Having received a good preparatory education at home, Goldsmith, on the eleventh of June, 1745, was admitted a sizer of Trinity College, Dublin. At college, though his expenses were defrayed chiefly by his excellent uncle, the Rev. Thomas Contarini, yet through his thoughtlessness and irregularity, he was always in want. He was unfortunate in his tutor too, who was a man of fierce and brutal passions, and on one occasion, struck him in the presence of one of his friends. This so incensed Goldsmith that he left college and wandered about the country for some weeks in the utmost poverty. His brother Henry at length found him in this pitiable condition, clothed him, and carried him back to college, where he remained until the twenty-seventh of February, 1749, when he was admitted to his bachelor's degree.

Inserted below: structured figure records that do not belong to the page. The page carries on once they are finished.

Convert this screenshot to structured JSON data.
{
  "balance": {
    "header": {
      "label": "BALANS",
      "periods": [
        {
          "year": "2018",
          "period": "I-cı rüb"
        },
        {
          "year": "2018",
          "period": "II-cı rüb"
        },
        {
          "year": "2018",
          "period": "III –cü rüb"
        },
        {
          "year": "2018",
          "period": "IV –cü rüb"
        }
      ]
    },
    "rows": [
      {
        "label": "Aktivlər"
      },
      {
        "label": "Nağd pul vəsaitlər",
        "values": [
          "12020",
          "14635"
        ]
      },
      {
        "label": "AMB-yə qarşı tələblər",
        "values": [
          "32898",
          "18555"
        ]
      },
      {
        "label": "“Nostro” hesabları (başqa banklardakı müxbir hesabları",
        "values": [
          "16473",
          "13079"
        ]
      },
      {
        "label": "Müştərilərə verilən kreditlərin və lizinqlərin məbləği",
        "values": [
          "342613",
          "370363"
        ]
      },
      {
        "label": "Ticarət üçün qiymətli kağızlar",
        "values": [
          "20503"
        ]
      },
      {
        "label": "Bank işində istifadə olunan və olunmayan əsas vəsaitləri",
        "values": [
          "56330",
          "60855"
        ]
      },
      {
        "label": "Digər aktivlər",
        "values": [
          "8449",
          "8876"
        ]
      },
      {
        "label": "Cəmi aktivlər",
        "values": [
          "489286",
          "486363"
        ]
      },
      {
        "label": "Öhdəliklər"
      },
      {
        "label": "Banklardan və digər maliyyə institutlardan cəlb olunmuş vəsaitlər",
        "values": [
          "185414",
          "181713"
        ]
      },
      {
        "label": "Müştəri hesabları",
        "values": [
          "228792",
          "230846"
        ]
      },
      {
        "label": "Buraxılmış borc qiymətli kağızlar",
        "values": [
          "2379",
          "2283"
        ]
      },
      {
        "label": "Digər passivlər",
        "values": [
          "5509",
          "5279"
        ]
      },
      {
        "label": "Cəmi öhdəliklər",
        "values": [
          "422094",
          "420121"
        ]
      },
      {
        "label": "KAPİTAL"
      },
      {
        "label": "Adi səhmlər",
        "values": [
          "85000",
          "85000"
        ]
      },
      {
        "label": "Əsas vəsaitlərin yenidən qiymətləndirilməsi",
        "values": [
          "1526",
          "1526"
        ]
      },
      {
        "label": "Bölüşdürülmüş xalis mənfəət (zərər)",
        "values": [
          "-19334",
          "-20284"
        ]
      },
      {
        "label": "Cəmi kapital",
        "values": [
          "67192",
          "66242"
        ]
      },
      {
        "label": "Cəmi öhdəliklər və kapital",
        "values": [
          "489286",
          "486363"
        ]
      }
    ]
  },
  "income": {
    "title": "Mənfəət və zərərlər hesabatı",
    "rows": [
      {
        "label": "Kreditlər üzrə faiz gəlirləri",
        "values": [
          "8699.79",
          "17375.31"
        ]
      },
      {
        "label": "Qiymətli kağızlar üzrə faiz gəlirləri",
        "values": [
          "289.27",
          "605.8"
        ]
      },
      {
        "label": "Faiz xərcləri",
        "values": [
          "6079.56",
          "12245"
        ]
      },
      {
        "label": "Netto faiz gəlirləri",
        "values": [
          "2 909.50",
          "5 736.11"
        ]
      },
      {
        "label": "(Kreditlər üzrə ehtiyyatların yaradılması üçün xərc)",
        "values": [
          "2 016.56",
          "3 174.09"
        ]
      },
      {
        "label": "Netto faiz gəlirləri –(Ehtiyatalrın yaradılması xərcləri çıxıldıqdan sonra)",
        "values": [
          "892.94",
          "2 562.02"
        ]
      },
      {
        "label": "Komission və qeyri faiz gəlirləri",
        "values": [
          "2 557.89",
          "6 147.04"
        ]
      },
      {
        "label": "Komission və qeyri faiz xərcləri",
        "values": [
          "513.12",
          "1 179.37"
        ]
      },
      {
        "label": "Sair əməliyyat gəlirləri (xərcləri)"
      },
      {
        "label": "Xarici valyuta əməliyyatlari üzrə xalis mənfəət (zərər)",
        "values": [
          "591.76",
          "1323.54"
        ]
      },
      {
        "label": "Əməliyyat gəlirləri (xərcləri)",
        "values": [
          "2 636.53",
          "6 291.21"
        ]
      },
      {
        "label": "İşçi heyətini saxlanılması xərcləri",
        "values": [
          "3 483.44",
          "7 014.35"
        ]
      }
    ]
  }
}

Goldsmith now gladly left the university, and returned to Lissoy; and though his father was dead, and the family somewhat dispersed, still he idled away two years among his relations. He afterwards became tutor in the family of a gentleman in Ireland; but at the expiration of a year, having been furnished by his uncle with fifty pounds for that purpose, he repaired to Dublin to study law. He soon, however, lost the whole sum in a gaming house; but a second contribution was raised, and with it the poet went to Edinburgh, and there, for eighteen months, studied medicine. At the expiration of that time, he drew upon his uncle, who seems to have been devotedly attached to him, for twenty pounds, and with that sum embarked for Bordeaux. But the vessel was compelled through stress of weather, to put into Newcastle-upon-Tyne, and whilst there, Goldsmith and his companions were arrested and cast into prison, where the poet remained for two weeks.

Having recovered from this the most innocent of his misfortunes, Goldsmith next became usher in Dr. Milner's school, at Peckham, in the neighborhood of London, where he is supposed to have passed between three and four years. The tradition of the school represents him to have been extremely good-natured and playful, and to have advanced his pupils more by conversation than by book-tasks. From Peckham he went to Leyden, and there formed the resolution of making the tour of the Continent, notwithstanding the limitedness of his finances. He stopped some time at Louvain, in Flanders, at Antwerp, and at Brussels. In France, he is said to have occasionally earned a night's lodging and food by playing on his flute. To this he alludes in the following lines of the 'Traveller' :—

How often have I led thy sportive choir,
With tuneless pipe, beside the murmuring Loire !
Where shading elms along the margin grew,
And freshened from the wave the zephyr flew :
And haply, though my harsh touch, faltering still,
But mocked all tune, and marred the dancer's skill,
Yet would the village praise my wondrous power,
And dance, forgetful of the noontide hour.

Scenes of this kind formed an appropriate school for the wandering poet.